Blameless Culture (Blameless Postmortem)
Cultural principle: in incident reviews, the focus is not on finding culprits but on systemic causes. Psychological safety is a prerequisite. Encourages open sharing of information and prevents incidents being hidden.
C
Canary Release (Canary Deployment)
Deployment pattern: new version receives gradually more traffic (5% → 25% → 100%). Metrics are compared between old and new version. Automatic rollback if the error rate of the new version exceeds the threshold.
Change Failure Rate (CFR)
DORA metric: percentage of deployments that require an incident, rollback, or hotfix. Elite teams achieve < 5%. Measures deployment quality.

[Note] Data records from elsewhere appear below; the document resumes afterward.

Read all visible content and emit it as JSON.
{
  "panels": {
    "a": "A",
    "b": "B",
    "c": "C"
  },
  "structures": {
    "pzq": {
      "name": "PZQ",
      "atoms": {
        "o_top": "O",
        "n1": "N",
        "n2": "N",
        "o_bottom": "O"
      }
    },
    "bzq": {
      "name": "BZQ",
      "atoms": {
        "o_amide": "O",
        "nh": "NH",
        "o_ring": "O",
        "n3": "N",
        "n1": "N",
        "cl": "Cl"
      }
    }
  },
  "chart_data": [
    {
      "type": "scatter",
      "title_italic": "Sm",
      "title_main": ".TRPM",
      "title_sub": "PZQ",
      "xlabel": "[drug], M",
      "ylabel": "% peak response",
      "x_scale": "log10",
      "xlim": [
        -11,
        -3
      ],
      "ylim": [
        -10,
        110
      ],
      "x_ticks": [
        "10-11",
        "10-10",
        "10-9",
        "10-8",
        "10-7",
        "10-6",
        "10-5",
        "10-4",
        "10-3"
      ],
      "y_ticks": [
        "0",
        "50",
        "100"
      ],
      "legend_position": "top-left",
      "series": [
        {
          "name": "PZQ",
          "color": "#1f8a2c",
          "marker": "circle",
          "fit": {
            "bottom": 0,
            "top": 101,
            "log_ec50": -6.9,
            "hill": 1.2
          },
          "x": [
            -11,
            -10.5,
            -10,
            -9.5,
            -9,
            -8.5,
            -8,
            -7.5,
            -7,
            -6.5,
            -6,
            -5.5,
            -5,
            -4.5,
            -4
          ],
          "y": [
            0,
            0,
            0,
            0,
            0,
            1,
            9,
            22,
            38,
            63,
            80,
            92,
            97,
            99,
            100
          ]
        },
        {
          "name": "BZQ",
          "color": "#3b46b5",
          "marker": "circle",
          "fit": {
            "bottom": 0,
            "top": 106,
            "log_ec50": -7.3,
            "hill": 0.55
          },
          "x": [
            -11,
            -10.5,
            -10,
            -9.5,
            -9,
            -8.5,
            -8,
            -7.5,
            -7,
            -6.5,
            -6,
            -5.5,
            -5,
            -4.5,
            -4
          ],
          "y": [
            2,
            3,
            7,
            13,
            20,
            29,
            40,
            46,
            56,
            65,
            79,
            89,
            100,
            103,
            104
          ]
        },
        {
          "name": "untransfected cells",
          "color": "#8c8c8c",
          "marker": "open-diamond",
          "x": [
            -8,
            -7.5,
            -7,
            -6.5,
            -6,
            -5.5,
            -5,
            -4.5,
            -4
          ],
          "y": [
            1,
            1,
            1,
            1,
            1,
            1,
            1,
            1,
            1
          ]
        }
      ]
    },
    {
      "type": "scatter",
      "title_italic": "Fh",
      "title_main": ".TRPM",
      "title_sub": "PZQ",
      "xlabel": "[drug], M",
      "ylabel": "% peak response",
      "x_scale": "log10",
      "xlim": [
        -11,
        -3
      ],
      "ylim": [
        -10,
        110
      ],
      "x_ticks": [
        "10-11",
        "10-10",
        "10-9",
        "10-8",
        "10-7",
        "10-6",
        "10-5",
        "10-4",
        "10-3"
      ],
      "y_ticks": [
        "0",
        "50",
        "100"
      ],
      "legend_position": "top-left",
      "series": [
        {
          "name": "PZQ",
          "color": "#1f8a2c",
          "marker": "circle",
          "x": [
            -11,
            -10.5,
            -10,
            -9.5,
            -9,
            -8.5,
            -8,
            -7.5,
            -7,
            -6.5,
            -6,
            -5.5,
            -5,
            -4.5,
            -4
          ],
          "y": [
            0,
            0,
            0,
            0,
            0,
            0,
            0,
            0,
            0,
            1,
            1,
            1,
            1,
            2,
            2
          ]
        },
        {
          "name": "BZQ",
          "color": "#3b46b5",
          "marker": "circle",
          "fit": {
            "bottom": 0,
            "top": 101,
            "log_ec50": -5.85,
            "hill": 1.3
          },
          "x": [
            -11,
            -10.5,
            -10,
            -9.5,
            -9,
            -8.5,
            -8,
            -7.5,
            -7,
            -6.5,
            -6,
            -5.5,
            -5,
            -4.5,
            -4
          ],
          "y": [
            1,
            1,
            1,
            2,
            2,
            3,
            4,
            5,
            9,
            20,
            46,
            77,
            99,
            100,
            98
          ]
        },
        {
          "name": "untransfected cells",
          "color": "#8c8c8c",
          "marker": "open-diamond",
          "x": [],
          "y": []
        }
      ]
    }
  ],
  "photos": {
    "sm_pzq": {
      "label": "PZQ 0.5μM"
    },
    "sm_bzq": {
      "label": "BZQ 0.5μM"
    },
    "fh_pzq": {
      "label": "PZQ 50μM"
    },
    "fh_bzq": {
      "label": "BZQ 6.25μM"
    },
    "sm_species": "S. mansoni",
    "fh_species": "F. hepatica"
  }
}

CI/CD (Continuous Integration / Continuous Delivery)
Continuous Integration: Automatic building and testing on every commit. Continuous Delivery: Automatic provisioning of tested artifacts for deployment. Continuous Deployment: Fully automated deployment all the way to production without manual release.
D
Deployment Frequency
DORA metric: how often does a team deploy to production? Elite: multiple times daily. High: daily to weekly. Medium: weekly to monthly. Low: monthly to every six months.
I
IaC (Infrastructure as Code)
Practice of declaratively describing cloud infrastructure in code. Terraform, Pulumi, AWS CDK, Azure Bicep are common IaC tools. IaC is versioned, reviewed, and deployed via CI/CD.
L
M
O
Observability
Ability to understand the internal state of a system from its outputs (logs, metrics, traces). Three pillars: Logs (structured events), Metrics (time series), Traces (distributed request tracking).
R
RED Metrics
Metrics framework for services (by Tom Wilkie): Rate – requests per second. Errors – error rate (HTTP 5xx, exceptions). Duration – latency (p50, p95, p99).
S
SLO (Service Level Objective)
Internal target for service quality: e.g. 99.9% availability, p99 latency < 500ms, error rate < 0.1%. Foundation for SLO-based alerting and error budget management.